2015
Nanotechnology Law & Business
By John E. Nappi
In the face of escalating global industrial espionage, companies must vigilantly protect their intellectual property. Indeed, before disclosing to third parties any information that provides a competitive advantage, let alone trade secrets, companies should ensure that each recipient agrees in writing not to disclose or otherwise misuse such information and to be subject to the jurisdiction of U.S. courts—you never know for whom those recipients may work tomorrow. To some, that may seem obvious and to others, overkill. But the downside of not doing so is presently playing out in Ultratech, Inc. v. Ensure Nanotech (Beijing), Inc. et al. in the U.S. District Court for the Northern District of California, in which plaintiff Ultratech is battling to establish personal jurisdiction over defendant Dongjun Wang, a Chinese citizen residing in China who owns the defendant companies and who is accused of patent and copyright infringement, trade secret misappropriation, unfair competition, and breach of contract. In this article, John E. Nappi discusses the posture of the case as of June 2015, as well as defendant Dongjun Wang’s pending motion to dismiss Ultratech’s claims as to him for lack of personal jurisdiction and for failure to state a claim.
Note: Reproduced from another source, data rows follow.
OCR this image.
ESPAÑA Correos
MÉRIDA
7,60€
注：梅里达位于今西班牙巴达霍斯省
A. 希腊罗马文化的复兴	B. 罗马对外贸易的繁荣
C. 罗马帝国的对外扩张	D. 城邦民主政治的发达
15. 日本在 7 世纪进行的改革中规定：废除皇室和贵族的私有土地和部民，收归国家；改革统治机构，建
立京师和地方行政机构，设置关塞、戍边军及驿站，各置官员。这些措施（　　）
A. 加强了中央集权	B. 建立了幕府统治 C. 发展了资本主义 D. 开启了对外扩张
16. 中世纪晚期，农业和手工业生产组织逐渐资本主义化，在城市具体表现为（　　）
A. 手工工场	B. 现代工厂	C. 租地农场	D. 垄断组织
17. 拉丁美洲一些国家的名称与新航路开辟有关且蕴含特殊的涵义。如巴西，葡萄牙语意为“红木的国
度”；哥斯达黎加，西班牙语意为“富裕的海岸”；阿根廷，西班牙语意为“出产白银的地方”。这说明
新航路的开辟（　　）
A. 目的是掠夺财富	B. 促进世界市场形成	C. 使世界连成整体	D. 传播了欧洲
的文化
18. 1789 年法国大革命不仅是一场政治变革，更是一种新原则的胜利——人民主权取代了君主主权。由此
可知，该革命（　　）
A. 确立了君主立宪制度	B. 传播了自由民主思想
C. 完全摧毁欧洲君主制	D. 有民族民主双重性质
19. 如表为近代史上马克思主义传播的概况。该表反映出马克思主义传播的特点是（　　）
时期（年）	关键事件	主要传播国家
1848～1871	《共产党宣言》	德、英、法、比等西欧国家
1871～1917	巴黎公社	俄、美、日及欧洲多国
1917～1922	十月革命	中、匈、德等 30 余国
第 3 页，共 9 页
The authors also discuss some key take-home lessons and reminders concerning the disclosure of confidential business information to third parties, whether foreign or domestic.
Originally printed in Nanotechnology Law & Business, Volume 12, Issue 2 in 2015. This article is for informational purposes, is not intended to constitute legal advice, and may be considered advertising under applicable state laws. This article is only the opinion of the authors and is not attributable to Finnegan, Henderson, Farabow, Garrett & Dunner, LLP, or the firm’s clients.